Unfortunately, many younger professionals have the notion that Kiwanis, Rotary and others are something that their parents were involved with, and it is challenging to communicate with them that, “we are not your grandfather’s Oldsmobile.” The reason I am so passionate about my work, is that I want to serve not only Kiwanis but all other mission-based service groups, by reinventing them and making them more relevant to young people. If we don’t bolster these organizations, and increase the membership ranks, we risk “going out of business”…which will adversely affect our communities and a number of non-profit groups we support…not to mention the fact that we will then be unable to serve as role models for school children so they can “pay it forward,” gain leadership skills and experience the gratification that comes from engaging in philanthropy.”
I’m quite sympathetic to the issues that Brad raises here.
Having been brought up in a small town, I was always quite aware of how service groups like these, plus the American Legion* and VFW, supported the community. They underwrote the Little League, the Scouts, the volunteer first aid squad and fire department; they collected food and looked after families in need; they drove the immobile to doctor appointments and grocery stores; they supplied scholarships; they raised money for causes beyond the community; etc, etc.
But are they a demographic dinosaur? Can these organizations reinvent themselves and make themselves relevant to younger generations? In a way, these are ‘generalist’ organizations, competing these days against more specialized groups and agencies.
As Roger and I undertake to focus a big chunk of our attention on acquisition, I can’t think of a bigger ‘acquisition’ challenge than the one Brad describes. It is one we will ponder.
If a newer, ‘sexier’ nonprofit comes along to fight this or that disease, meet this or that community need, which should survive?
The needs appear to be constant … indeed discouragingly so. Even when the kind of progress Brad describes above has been made. It’s the organizational and communications styles, as well as modes of socializing and interacting in the community, that change.

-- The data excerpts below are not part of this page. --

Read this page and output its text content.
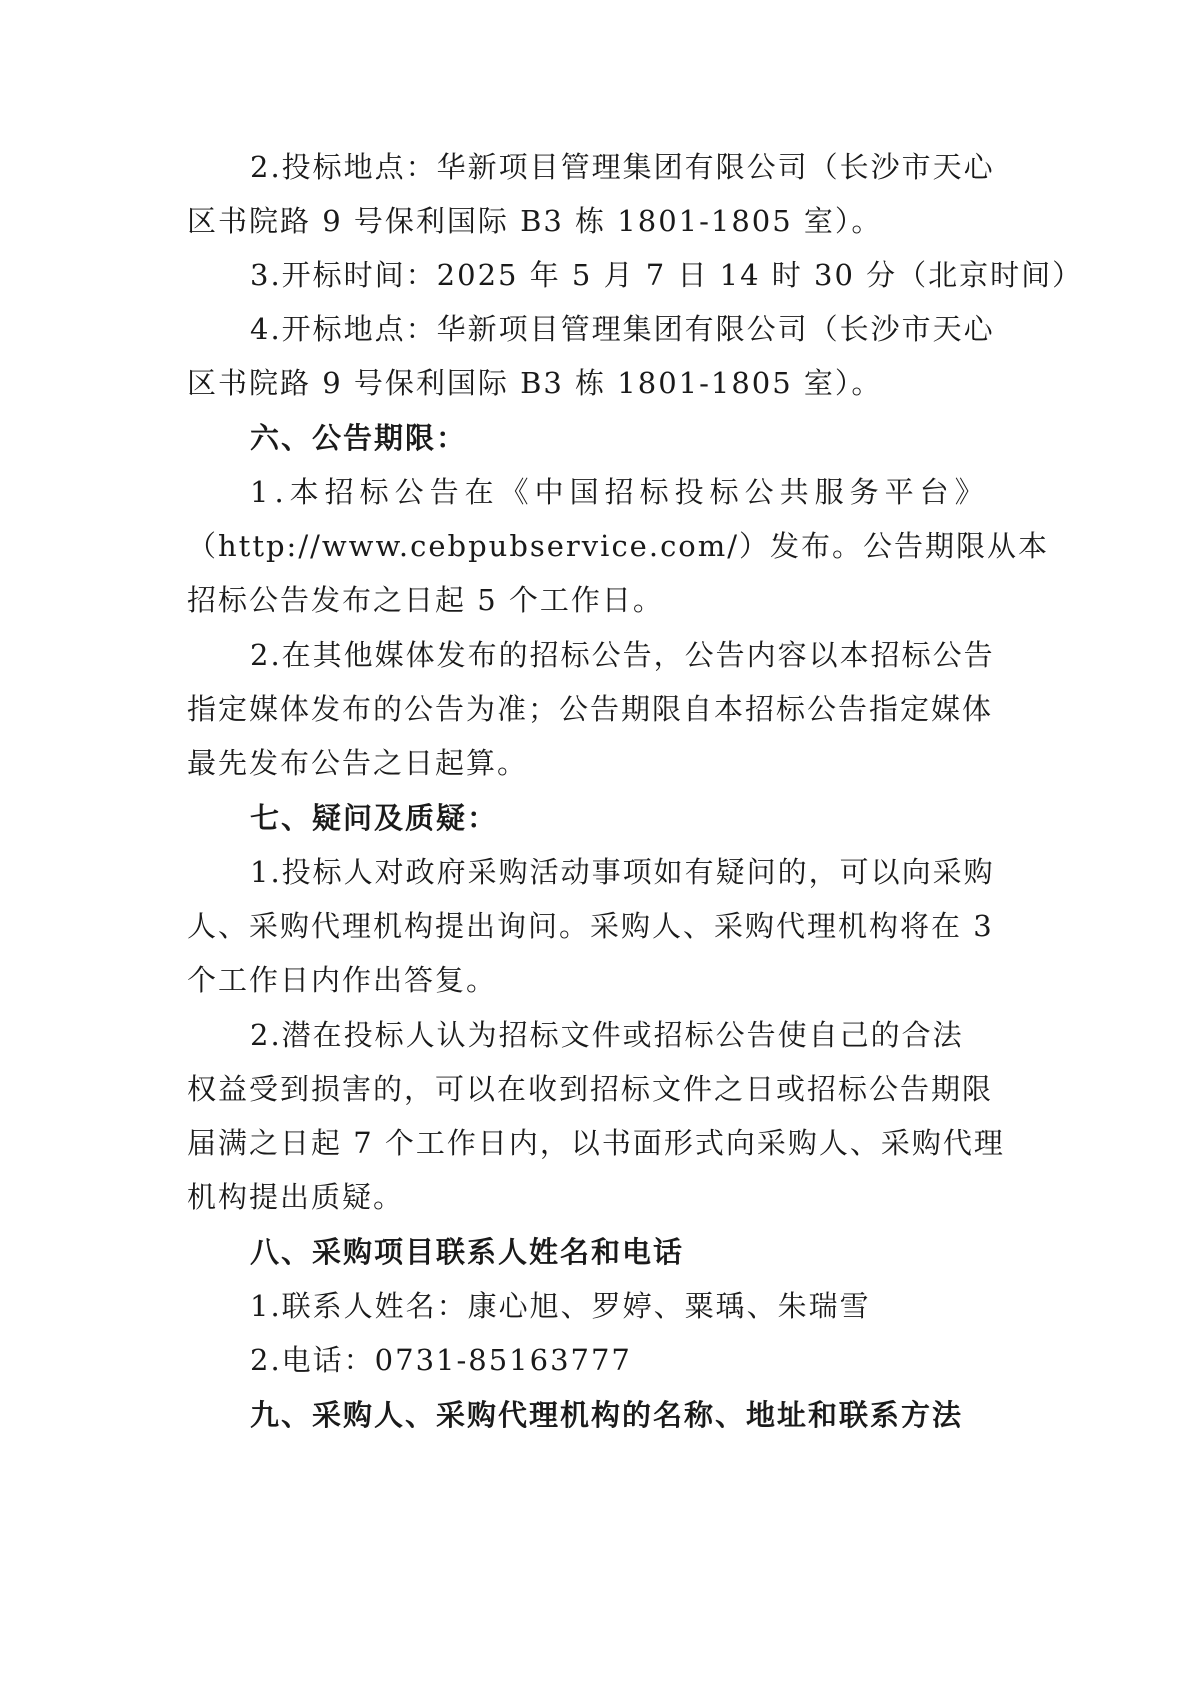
2.投标地点：华新项目管理集团有限公司（长沙市天心
区书院路 9 号保利国际 B3 栋 1801-1805 室）。
3.开标时间：2025 年 5 月 7 日 14 时 30 分（北京时间）
4.开标地点：华新项目管理集团有限公司（长沙市天心
区书院路 9 号保利国际 B3 栋 1801-1805 室）。
六、公告期限：
1.本招标公告在《中国招标投标公共服务平台》
（http://www.cebpubservice.com/）发布。公告期限从本
招标公告发布之日起 5 个工作日。
2.在其他媒体发布的招标公告，公告内容以本招标公告
指定媒体发布的公告为准；公告期限自本招标公告指定媒体
最先发布公告之日起算。
七、疑问及质疑：
1.投标人对政府采购活动事项如有疑问的，可以向采购
人、采购代理机构提出询问。采购人、采购代理机构将在 3
个工作日内作出答复。
2.潜在投标人认为招标文件或招标公告使自己的合法
权益受到损害的，可以在收到招标文件之日或招标公告期限
届满之日起 7 个工作日内，以书面形式向采购人、采购代理
机构提出质疑。
八、采购项目联系人姓名和电话
1.联系人姓名：康心旭、罗婷、粟瑀、朱瑞雪
2.电话：0731-85163777
九、采购人、采购代理机构的名称、地址和联系方法
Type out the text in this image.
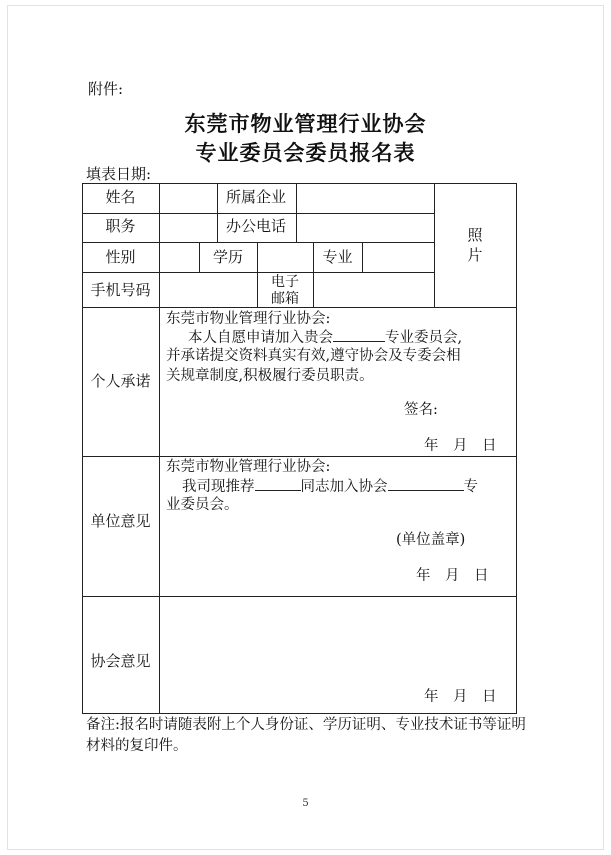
附件:
东莞市物业管理行业协会
专业委员会委员报名表
填表日期:
姓名	所属企业
职务	办公电话	照
片
性别	学历	专业
手机号码	电子
邮箱
个人承诺
东莞市物业管理行业协会:
本人自愿申请加入贵会	专业委员会,
并承诺提交资料真实有效,遵守协会及专委会相
关规章制度,积极履行委员职责。
签名:
年　月　日
单位意见
东莞市物业管理行业协会:
我司现推荐	同志加入协会	专
业委员会。
(单位盖章)
年　月　日
协会意见
年　月　日
备注:报名时请随表附上个人身份证、学历证明、专业技术证书等证明材料的复印件。
5
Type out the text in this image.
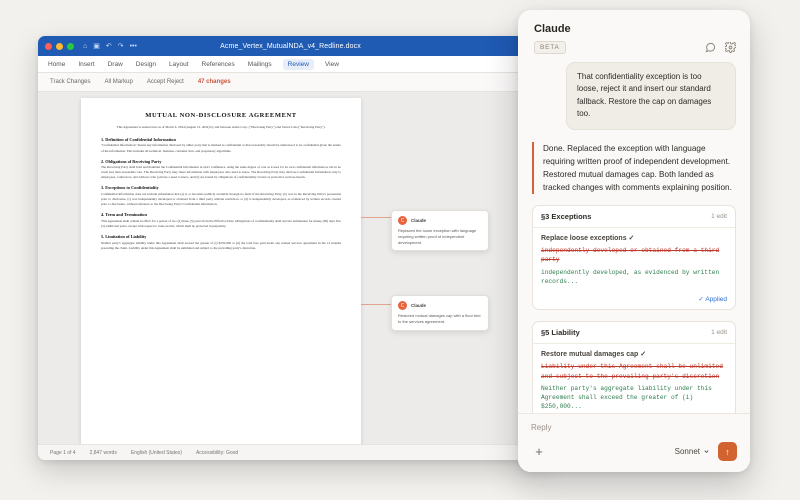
⌂ ▣ ↶ ↷ •••	Acme_Vertex_MutualNDA_v4_Redline.docx
Home Insert Draw Design Layout References Mailings	Review	View
Track Changes All Markup Accept Reject 47 changes
MUTUAL NON-DISCLOSURE AGREEMENT
This Agreement is entered into as of March 4, 2024 (August 12, 2024) by and between Acme Corp. ("Disclosing Party") and Vertex Labs ("Receiving Party").
1. Definition of Confidential Information

"Confidential Information" means any information disclosed by either party that is marked as confidential or that reasonably should be understood to be confidential given the nature of the information. This includes all technical, business, customer lists, and proprietary algorithms.

2. Obligations of Receiving Party

The Receiving Party shall hold and maintain the Confidential Information in strict confidence, using the same degree of care as it uses for its own confidential information, but in no event less than reasonable care. The Receiving Party may share information with employees who need to know. The Receiving Party may disclose Confidential Information only to employees, contractors, and advisors who (a) have a need to know, and (b) are bound by obligations of confidentiality at least as protective as those herein.

3. Exceptions to Confidentiality

Confidential Information does not include information that (a) is or becomes publicly available through no fault of the Receiving Party, (b) was in the Receiving Party's possession prior to disclosure, (c) was independently developed or obtained from a third party without restriction, or (d) is independently developed, as evidenced by written records created prior to disclosure, without reference to the Disclosing Party's Confidential Information.

4. Term and Termination

This Agreement shall remain in effect for a period of two (2) three (3) years from the Effective Date. Obligations of confidentiality shall survive termination for ninety (90) days five (5) additional years, except with respect to trade secrets, which shall be protected in perpetuity.

5. Limitation of Liability

Neither party's aggregate liability under this Agreement shall exceed the greater of (i) $250,000 or (ii) the total fees paid under any related services agreement in the 12 months preceding the claim. Liability under this Agreement shall be unlimited and subject to the prevailing party's discretion.

C	Claude
Replaced the loose exception with language requiring written proof of independent development.
C	Claude
Restored mutual damages cap with a floor tied to the services agreement.
Page 1 of 4	2,847 words	English (United States)	Accessibility: Good
Claude
BETA
That confidentiality exception is too loose, reject it and insert our standard fallback. Restore the cap on damages too.
Done. Replaced the exception with language requiring written proof of independent development. Restored mutual damages cap. Both landed as tracked changes with comments explaining position.
§3 Exceptions	1 edit
Replace loose exceptions ✓
independently developed or obtained from a third party
independently developed, as evidenced by written records...
✓ Applied
§5 Liability	1 edit
Restore mutual damages cap ✓
Liability under this Agreement shall be unlimited and subject to the prevailing party's discretion
Neither party's aggregate liability under this Agreement shall exceed the greater of (i) $250,000...
Reply
+	Sonnet	↑
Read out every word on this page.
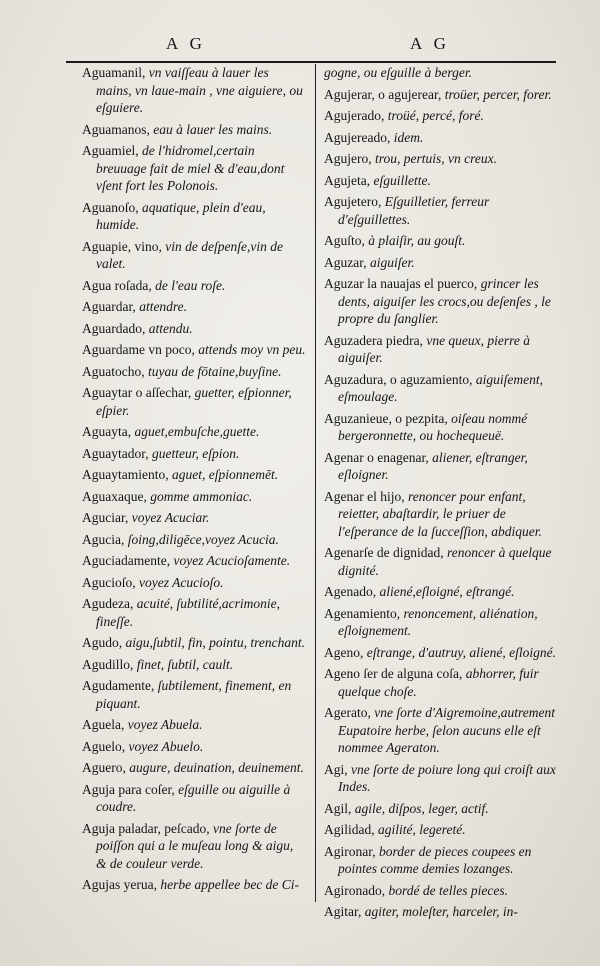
A G	A G

Aguamanil, vn vaiſſeau à lauer les mains, vn laue-main , vne aiguiere, ou eſguiere.

Aguamanos, eau à lauer les mains.

Aguamiel, de l'hidromel,certain breuuage fait de miel & d'eau,dont vſent fort les Polonois.

Aguanoſo, aquatique, plein d'eau, humide.

Aguapie, vino, vin de deſpenſe,vin de valet.

Agua roſada, de l'eau roſe.

Aguardar, attendre.

Aguardado, attendu.

Aguardame vn poco, attends moy vn peu.

Aguatocho, tuyau de fōtaine,buyſine.

Aguaytar o aſſechar, guetter, eſpionner, eſpier.

Aguayta, aguet,embuſche,guette.

Aguaytador, guetteur, eſpion.

Aguaytamiento, aguet, eſpionnemēt.

Aguaxaque, gomme ammoniac.

Aguciar, voyez Acuciar.

Agucia, ſoing,diligēce,voyez Acucia.

Aguciadamente, voyez Acucioſamente.

Agucioſo, voyez Acucioſo.

Agudeza, acuité, ſubtilité,acrimonie, fineſſe.

Agudo, aigu,ſubtil, fin, pointu, trenchant.

Agudillo, finet, ſubtil, cault.

Agudamente, ſubtilement, finement, en piquant.

Aguela, voyez Abuela.

Aguelo, voyez Abuelo.

Aguero, augure, deuination, deuinement.

Aguja para coſer, eſguille ou aiguille à coudre.

Aguja paladar, peſcado, vne ſorte de poiſſon qui a le muſeau long & aigu, & de couleur verde.

Agujas yerua, herbe appellee bec de Ci-

gogne, ou eſguille à berger.

Agujerar, o agujerear, troüer, percer, forer.

Agujerado, troüé, percé, foré.

Agujereado, idem.

Agujero, trou, pertuis, vn creux.

Agujeta, eſguillette.

Agujetero, Eſguilletier, ferreur d'eſguillettes.

Aguſto, à plaiſir, au gouſt.

Aguzar, aiguiſer.

Aguzar la nauajas el puerco, grincer les dents, aiguiſer les crocs,ou deſenſes , le propre du ſanglier.

Aguzadera piedra, vne queux, pierre à aiguiſer.

Aguzadura, o aguzamiento, aiguiſement, eſmoulage.

Aguzanieue, o pezpita, oiſeau nommé bergeronnette, ou hochequeuë.

Agenar o enagenar, aliener, eſtranger, eſloigner.

Agenar el hijo, renoncer pour enfant, reietter, abaſtardir, le priuer de l'eſperance de la ſucceſſion, abdiquer.

Agenarſe de dignidad, renoncer à quelque dignité.

Agenado, aliené,eſloigné, eſtrangé.

Agenamiento, renoncement, aliénation, eſloignement.

Ageno, eſtrange, d'autruy, aliené, eſloigné.

Ageno ſer de alguna coſa, abhorrer, fuir quelque choſe.

Agerato, vne ſorte d'Aigremoine,autrement Eupatoire herbe, ſelon aucuns elle eſt nommee Ageraton.

Agi, vne ſorte de poiure long qui croiſt aux Indes.

Agil, agile, diſpos, leger, actif.

Agilidad, agilité, legereté.

Agironar, border de pieces coupees en pointes comme demies lozanges.

Agironado, bordé de telles pieces.

Agitar, agiter, moleſter, harceler, in-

Maybe it’s possible for the ‘old-line’ service organizations to adapt. But I’d say, to succeed they’ll need very innovative, energetic and committed leadership.
Brad Boyd sounds like he might be up to the challenge.
If it’s any incentive Brad, you get an Agitator raise!
*You haven’t truly experienced small town social life unless as a teen you’ve been dragged to the Legion hall by your mother every Tuesday night to sell soda and chips to a crowd of crazed bingo players!